Tsai is an assistant professor at the Harvard T.H. Chan School of Public Health and the Global Health Institute, and a surgeon at Brigham and Women’s Hospital.

Ashish Jha.

“… We hope this project will help change the national conversation from panic to planning,” said Ashish Jha, director of the Harvard Global Health Institute.

Courtesy of HGHI

The launch coincided with reports about the data in The New York Times and CBS Morning News. The new model is based on the American Hospital Directory and the American Hospital Association database: the most comprehensive annual survey of hospitals in the country. Information about current and projected inpatient and ICU bed availability, equipment, and professional capacity is mapped to age and other data from the U.S. Census, then adjusted for population size, age distribution, projected hospitalization rate, and other factors.

“Our goal was to provide actionable information for hospital leaders across regions, states, and at a national level so they can truly understand the gap between available beds and potential demand,” said Tsai. “That way, we’re less likely to be stuck in a situation where physicians are faced with an onslaught of patients and forced to make difficult choices about rationing ventilators and beds. We’re providing information that helps hospital leaders make the tough choices before the wave hits.”

A new app developed by ProPublica  gives a clear picture of best- and worst-case capacity scenarios by region. It reflects variables such as number of beds available, ICU capacity, population over 65, and projected infection rates (20 percent, 40 percent, 70 percent). By visualizing scenarios for different time frames (six months, 12 months, 18 months), decision-makers can see where communities need to focus to ensure they have enough hospital beds, trained professionals, and equipment.

The data show a profound mismatch in most U.S. markets between available bed supply and the projected demand for inpatient and ICU beds for COVID-19 patients. With most hospital beds occupied in any given market (as a matter of business practice), HGHI researchers say the number of ICU beds is below what would be needed to meet full demand if the coronavirus disease runs its course.

One measure that hospitals can take is canceling elective surgeries, which would free up inpatient beds, decrease the chance of transmission, and ease a bottleneck in the availability of ventilators. Creating that capacity is essential so that patients with cancer, complications of pregnancy, and traumatic injury can continue to get the high-quality care they rely on every day.

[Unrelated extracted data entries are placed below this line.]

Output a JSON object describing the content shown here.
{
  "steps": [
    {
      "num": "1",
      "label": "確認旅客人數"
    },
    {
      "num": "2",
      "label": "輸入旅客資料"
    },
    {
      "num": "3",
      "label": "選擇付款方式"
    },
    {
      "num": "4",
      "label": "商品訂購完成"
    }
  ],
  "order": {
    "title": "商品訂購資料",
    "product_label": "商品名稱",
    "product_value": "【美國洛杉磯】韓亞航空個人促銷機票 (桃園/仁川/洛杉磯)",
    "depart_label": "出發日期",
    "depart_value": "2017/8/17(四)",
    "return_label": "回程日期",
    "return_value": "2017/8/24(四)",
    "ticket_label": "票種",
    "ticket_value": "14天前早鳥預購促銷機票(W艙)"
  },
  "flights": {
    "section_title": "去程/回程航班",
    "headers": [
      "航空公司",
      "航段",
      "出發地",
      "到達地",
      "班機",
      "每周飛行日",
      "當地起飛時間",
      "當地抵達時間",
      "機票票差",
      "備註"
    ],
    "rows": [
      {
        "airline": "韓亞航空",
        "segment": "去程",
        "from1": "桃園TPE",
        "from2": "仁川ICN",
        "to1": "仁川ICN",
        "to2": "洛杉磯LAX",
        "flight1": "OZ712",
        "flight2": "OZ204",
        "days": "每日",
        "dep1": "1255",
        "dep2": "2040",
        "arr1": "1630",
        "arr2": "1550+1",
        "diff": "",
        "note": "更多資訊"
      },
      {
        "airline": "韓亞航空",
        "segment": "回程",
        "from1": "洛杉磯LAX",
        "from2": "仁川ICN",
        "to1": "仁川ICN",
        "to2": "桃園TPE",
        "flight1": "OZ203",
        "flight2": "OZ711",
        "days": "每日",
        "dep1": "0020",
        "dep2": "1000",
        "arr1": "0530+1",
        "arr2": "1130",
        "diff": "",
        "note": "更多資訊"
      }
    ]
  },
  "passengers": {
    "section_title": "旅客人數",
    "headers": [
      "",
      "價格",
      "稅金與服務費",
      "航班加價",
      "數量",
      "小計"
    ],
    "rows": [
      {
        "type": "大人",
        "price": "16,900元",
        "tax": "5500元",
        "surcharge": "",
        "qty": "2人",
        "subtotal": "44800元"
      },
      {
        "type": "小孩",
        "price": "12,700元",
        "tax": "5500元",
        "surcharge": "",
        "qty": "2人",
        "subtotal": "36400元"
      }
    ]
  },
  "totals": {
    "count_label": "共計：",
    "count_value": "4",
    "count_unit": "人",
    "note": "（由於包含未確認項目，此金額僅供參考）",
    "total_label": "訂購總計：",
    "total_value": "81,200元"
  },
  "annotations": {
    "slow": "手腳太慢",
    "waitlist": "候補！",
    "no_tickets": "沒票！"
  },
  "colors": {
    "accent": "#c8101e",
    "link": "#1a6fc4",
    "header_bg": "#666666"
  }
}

“The Harvard Global Health Institute has the ability to spring into action and work across the University to tackle big, new challenges like this,” said Jha. “It’s hard to think of a public health or societal issue that’s more important than the coronavirus pandemic, and we hope this project will help change the national conversation from panic to planning. It’s been remarkable to see the team pull together this important data so quickly. We’ve worked with some of the best journalists in the country so we can make sure people understand what the model is, how to use it, and why looking at the data matters right now.”

A forthcoming HGHI website will allow users to manipulate more factors and test scenarios over longer periods. The researchers are also hoping to incorporate additional datasets, for example on elective surgeries and chronic conditions, to ensure the tool supplies as much high-quality data as possible.